CHAPEL HILL, N.C. (WNCN) The UNC Board of Governors has called a special meeting for Friday and the topic of pay raises for some chancellors in the UNC system is expected to come up.
Lawmakers at the General Assembly requested this hearing and a spokesman for Senate President Pro Tem Phil Berger said it had to do with the Open Meetings Law. The salaries were approved in closed session, which drew protests from media outlets.
Sen. Dan Blue, the Senate Minority Leader and a former chairman of the Duke University Board of Trustees, said there are some serious issues being raised about violation of the Open Meetings Law.
“The major discussion ought to be about making sure there’s no violation of the Open Meetings Law,” Blue said.
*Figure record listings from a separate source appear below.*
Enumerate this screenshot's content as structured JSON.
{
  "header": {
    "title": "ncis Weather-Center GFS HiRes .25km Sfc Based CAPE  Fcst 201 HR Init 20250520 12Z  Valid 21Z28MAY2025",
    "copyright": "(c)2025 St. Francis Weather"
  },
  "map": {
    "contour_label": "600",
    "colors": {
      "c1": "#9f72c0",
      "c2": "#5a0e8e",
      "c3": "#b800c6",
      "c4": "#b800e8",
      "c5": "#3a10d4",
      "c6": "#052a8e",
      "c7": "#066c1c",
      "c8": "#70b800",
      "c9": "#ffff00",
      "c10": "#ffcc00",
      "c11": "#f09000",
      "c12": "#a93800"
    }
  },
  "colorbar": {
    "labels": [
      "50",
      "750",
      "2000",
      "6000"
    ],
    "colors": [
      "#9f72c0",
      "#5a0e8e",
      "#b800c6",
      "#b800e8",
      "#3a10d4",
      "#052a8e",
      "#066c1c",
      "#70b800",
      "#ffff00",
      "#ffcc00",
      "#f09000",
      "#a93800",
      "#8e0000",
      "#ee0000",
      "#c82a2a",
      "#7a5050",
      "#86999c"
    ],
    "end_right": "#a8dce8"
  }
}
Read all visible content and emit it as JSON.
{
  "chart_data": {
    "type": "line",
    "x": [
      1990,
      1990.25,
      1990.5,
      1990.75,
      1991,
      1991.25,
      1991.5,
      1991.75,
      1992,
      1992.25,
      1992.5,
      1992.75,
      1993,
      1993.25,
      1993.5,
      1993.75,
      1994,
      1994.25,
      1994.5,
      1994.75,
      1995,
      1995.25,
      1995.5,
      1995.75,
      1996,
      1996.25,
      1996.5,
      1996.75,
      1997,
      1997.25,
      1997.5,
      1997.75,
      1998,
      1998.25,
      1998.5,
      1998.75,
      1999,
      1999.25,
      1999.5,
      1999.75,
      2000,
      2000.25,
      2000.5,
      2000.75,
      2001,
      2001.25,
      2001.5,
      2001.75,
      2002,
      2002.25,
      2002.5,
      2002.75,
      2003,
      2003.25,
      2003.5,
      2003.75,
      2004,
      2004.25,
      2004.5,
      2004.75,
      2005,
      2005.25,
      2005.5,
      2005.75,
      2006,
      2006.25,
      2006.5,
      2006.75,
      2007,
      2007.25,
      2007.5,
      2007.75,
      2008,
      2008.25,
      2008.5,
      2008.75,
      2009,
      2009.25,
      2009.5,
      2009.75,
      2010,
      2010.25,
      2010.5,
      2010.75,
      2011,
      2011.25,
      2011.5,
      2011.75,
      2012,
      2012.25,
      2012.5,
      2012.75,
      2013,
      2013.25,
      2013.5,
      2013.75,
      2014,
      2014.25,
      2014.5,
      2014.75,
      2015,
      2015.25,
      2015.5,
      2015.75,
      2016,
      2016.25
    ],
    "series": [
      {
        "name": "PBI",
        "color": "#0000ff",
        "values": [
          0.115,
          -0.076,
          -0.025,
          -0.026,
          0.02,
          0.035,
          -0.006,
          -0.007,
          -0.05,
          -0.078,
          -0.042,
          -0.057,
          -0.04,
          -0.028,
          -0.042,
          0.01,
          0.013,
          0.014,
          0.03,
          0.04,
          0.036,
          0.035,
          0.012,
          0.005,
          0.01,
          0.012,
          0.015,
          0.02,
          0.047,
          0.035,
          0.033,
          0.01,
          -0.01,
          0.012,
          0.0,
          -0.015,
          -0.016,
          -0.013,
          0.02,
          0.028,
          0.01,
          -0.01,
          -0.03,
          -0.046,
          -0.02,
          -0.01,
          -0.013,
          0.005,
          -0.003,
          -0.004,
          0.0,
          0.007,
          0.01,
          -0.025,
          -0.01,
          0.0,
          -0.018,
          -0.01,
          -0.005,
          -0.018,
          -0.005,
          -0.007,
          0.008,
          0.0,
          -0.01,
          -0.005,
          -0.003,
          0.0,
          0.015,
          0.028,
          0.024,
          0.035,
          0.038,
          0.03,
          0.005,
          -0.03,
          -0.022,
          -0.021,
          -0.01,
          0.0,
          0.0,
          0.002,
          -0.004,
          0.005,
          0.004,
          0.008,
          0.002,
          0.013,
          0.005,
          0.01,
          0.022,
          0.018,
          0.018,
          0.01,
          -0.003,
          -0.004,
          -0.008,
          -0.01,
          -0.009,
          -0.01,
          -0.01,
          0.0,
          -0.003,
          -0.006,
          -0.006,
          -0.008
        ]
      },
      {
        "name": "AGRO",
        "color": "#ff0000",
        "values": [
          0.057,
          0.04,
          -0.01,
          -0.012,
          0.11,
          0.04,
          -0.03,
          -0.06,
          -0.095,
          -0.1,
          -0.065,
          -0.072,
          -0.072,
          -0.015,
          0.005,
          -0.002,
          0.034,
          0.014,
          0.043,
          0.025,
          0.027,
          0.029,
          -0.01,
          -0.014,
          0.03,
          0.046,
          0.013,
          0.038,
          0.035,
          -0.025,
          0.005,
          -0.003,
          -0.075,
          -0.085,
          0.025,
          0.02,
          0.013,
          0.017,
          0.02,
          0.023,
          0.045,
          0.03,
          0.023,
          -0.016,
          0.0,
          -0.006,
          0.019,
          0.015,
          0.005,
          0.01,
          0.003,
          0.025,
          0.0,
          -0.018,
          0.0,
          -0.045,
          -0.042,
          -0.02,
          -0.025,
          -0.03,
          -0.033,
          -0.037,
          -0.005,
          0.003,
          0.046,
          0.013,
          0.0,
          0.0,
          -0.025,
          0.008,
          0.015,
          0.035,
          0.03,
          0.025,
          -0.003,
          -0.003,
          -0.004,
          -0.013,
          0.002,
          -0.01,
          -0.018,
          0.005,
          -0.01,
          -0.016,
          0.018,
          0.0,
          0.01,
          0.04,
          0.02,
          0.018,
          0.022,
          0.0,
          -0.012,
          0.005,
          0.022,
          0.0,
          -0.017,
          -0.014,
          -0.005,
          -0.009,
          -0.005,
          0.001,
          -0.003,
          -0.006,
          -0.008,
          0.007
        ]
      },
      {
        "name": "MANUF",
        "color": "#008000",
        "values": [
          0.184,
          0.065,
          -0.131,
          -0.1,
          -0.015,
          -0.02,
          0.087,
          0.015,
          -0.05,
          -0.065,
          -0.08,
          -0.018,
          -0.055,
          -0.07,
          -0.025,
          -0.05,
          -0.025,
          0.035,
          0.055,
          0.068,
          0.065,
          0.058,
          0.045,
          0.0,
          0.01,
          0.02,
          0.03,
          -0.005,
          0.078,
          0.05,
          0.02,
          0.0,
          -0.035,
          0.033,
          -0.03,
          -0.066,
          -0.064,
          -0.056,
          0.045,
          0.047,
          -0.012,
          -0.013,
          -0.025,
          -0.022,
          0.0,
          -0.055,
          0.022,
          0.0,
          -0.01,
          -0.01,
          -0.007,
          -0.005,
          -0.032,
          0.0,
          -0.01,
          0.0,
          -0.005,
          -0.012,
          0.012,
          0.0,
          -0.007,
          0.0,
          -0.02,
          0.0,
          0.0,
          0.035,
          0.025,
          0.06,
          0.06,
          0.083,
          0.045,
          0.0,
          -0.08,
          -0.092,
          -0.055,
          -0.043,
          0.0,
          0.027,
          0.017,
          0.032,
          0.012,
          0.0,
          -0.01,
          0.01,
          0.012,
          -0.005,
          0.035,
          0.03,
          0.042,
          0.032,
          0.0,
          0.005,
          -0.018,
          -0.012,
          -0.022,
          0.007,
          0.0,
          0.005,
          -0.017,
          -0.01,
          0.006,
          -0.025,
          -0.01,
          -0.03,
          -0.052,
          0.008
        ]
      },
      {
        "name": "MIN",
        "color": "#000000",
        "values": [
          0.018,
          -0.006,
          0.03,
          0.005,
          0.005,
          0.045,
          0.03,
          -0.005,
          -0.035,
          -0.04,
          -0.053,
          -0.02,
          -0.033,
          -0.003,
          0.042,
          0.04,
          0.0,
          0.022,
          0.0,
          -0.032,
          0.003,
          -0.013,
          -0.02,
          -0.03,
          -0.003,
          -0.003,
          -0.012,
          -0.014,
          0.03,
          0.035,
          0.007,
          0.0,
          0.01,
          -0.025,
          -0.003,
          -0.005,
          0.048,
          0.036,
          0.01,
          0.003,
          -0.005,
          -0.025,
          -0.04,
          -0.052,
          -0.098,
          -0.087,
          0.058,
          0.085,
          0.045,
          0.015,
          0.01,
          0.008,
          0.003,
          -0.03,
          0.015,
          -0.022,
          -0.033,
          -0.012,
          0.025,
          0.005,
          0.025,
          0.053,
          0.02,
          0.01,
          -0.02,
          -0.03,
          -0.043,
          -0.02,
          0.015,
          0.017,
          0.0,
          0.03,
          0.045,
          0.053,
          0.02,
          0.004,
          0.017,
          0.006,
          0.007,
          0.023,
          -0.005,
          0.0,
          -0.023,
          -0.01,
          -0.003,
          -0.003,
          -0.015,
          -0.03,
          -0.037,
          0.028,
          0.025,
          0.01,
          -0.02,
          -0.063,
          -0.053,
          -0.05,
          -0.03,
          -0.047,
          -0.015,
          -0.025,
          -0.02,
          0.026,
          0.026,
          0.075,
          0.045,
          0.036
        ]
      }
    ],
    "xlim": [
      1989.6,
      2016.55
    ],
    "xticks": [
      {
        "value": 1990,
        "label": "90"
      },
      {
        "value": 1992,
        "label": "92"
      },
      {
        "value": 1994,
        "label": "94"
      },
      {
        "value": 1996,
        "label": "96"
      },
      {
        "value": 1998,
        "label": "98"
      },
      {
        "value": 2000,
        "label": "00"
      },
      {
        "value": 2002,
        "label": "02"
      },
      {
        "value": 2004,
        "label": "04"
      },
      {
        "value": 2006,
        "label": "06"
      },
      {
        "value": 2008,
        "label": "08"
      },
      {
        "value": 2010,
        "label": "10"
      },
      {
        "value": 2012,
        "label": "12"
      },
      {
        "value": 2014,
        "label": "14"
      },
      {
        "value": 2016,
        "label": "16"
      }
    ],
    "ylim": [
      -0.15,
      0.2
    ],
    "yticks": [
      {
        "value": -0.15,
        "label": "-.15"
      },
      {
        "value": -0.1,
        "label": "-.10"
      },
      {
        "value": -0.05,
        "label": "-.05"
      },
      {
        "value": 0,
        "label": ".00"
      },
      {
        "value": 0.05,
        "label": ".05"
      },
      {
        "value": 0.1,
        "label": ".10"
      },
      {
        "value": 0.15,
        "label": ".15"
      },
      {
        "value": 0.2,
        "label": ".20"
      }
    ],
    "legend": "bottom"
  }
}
Two weeks ago, the board approved salary increases for 12 of the 17 chancellors in the UNC system.
“It’s the people’s money that you’re spending and the people ought to know how you’re spending their money before it’s spent,” Blue said.
Locally, N.C. State chancellor Randy Woodson’s salary goes from $520,000 to $590,000.
UNC Chancellor Carol Folt will go from $520,000 to $570,000.
And N.C. Central Chancellor Debra Saunders-White goes from $285,000 to $330,000.
According to 2014 data from the Chronicle of Higher Education, public university presidents had a median salary of about $428,000 a year.
The interim chancellor of the UNC Board of Governors, Lou Bissette Jr., said of the increases, “You’ve got to be able to pay your chancellors a reasonable compensation and a compensation that’s competitive.”
Some faculty members and students are asking the chancellors to give the extra money back or use it for a cause on campus.
“I don’t think any employer should get into telling their employees how they should spend their compensation,” Bissette said. “I mean that’s totally up to our chancellors.”
N.C. State’s Woodson, in a brief interview about the salary increases, said, “That’s the Board of Governors. That’s their prerogative and I’m at the other end of it.”
Reaction on the Wolfpack campus was mixed to the raises.
“If the chancellor is really doing a really good job and making sure that money is budgeted wisely, I think that the chancellor would deserve the increase,” said Gabrielle Whitten, a Wolfpack student.
But fellow State student David Hallen said, “Why do we raise the chancellor’s salary when he’s making enough money to live very, very, very comfortably? When … there are high levels of student fees? They’re having to work.”